Number of ways \( = C(13,10)\)

\(\begin{array}{l}C(13,10) = \frac{{13!}}{{10!(13 - 10)!}}\\C(13,10) = \frac{{13!}}{{10!3!}}\\C(13,10) = 286\end{array}\)

Hence, the possible number of ways is \(286\).

Calculation to assign the \({\bf{10}}\) positions by selecting players from the \({\bf{1}}3\) people

b)

Number of people \( = 13\)

Number of positions \( = 10\)

Find the number of ways to assign \(10\) positions, use the formula of permutation:

Number of ways \( = P(13,10)\)

\(\begin{array}{l}P(13,10) = \frac{{13!}}{{(13 - 10)!}}\\P(13,10) = \frac{{13!}}{{3!}}\\P(13,10) = 1,037,836,800\end{array}\)
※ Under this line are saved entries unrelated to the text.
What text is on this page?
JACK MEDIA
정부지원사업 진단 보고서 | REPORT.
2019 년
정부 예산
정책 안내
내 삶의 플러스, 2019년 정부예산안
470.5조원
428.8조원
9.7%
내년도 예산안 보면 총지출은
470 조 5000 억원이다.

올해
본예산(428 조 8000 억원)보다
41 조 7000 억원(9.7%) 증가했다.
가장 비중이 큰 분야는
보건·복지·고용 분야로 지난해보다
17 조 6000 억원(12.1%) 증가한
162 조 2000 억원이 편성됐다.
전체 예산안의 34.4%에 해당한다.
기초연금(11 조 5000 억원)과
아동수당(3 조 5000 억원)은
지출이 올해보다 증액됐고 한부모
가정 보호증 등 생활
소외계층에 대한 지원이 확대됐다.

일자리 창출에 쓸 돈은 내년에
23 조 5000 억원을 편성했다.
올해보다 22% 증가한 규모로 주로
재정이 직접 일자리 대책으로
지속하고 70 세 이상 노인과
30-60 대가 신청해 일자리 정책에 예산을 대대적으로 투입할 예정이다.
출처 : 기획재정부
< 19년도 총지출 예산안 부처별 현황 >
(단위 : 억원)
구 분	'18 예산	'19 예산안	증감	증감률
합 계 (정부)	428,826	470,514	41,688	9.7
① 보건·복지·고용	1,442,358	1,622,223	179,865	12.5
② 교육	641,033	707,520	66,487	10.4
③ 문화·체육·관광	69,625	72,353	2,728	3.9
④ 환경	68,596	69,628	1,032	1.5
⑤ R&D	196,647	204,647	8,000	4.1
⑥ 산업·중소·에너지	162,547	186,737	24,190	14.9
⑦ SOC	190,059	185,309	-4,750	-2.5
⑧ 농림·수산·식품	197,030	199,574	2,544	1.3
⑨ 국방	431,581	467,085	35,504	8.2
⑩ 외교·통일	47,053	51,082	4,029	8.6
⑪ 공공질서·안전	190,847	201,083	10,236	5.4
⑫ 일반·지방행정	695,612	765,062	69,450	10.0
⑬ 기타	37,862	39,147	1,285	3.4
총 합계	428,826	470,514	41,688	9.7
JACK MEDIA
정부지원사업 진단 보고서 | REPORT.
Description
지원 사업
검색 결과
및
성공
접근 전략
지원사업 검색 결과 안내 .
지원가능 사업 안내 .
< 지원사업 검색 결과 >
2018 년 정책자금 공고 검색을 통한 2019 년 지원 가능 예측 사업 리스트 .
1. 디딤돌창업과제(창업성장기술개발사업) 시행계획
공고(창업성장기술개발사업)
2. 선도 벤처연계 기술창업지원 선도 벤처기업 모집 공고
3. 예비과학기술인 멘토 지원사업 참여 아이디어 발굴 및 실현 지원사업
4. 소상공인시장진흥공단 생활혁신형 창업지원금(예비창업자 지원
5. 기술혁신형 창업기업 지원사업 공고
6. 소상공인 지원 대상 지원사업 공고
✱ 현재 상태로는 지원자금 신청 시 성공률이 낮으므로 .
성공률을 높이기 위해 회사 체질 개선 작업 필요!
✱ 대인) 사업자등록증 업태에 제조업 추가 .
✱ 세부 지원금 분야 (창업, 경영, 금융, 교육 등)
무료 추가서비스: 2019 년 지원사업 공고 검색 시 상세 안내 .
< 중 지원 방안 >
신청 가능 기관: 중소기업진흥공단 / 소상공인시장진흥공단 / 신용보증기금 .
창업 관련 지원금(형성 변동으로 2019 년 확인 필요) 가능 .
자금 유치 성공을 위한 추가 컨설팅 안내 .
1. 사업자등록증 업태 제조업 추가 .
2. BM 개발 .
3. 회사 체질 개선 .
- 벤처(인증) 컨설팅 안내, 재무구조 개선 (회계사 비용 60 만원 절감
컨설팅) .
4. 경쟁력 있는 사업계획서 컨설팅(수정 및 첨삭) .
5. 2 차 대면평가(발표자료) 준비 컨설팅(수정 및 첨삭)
Hence, the possible number of ways is \(1,037,836,800\).

Calculation to choose \({\bf{10}}\) players and at least one player is woman

c)

Find the number of ways in which one of these players must be woman, use the formula of combination:

Number of ways \( = 1\) woman and \(9\) men \( + 2\) women and \(8\) men \( + 3\) women and \(7\) men

\(\begin{array}{l}C(10,9) \times C(3,1) + C(10,8) \times C(3,2) + C(10,7) \times C(3,3) = \frac{{10!}}{{9!(10 - 9)!}} \times \frac{{3!}}{{1!(3 - 1)!}} + \frac{{10!}}{{8!(10 - 8)!}} \times \frac{{3!}}{{2!(3 - 2)!}} + \frac{{10!}}{{7!(10 - 7)!}} \times \frac{{3!}}{{3!(3 - 3)!}}\\\;C(10,9) \times C(3,1) + C(10,8) \times C(3,2) + C(10,7) \times C(3,3) = 10 \times 3 + 45 \times 3 + 120 \times 1\\\;C(10,9) \times C(3,1) + C(10,8) \times C(3,2) + C(10,7) \times C(3,3) = 285\end{array}\)

Hence, the possible number of ways is \(285\).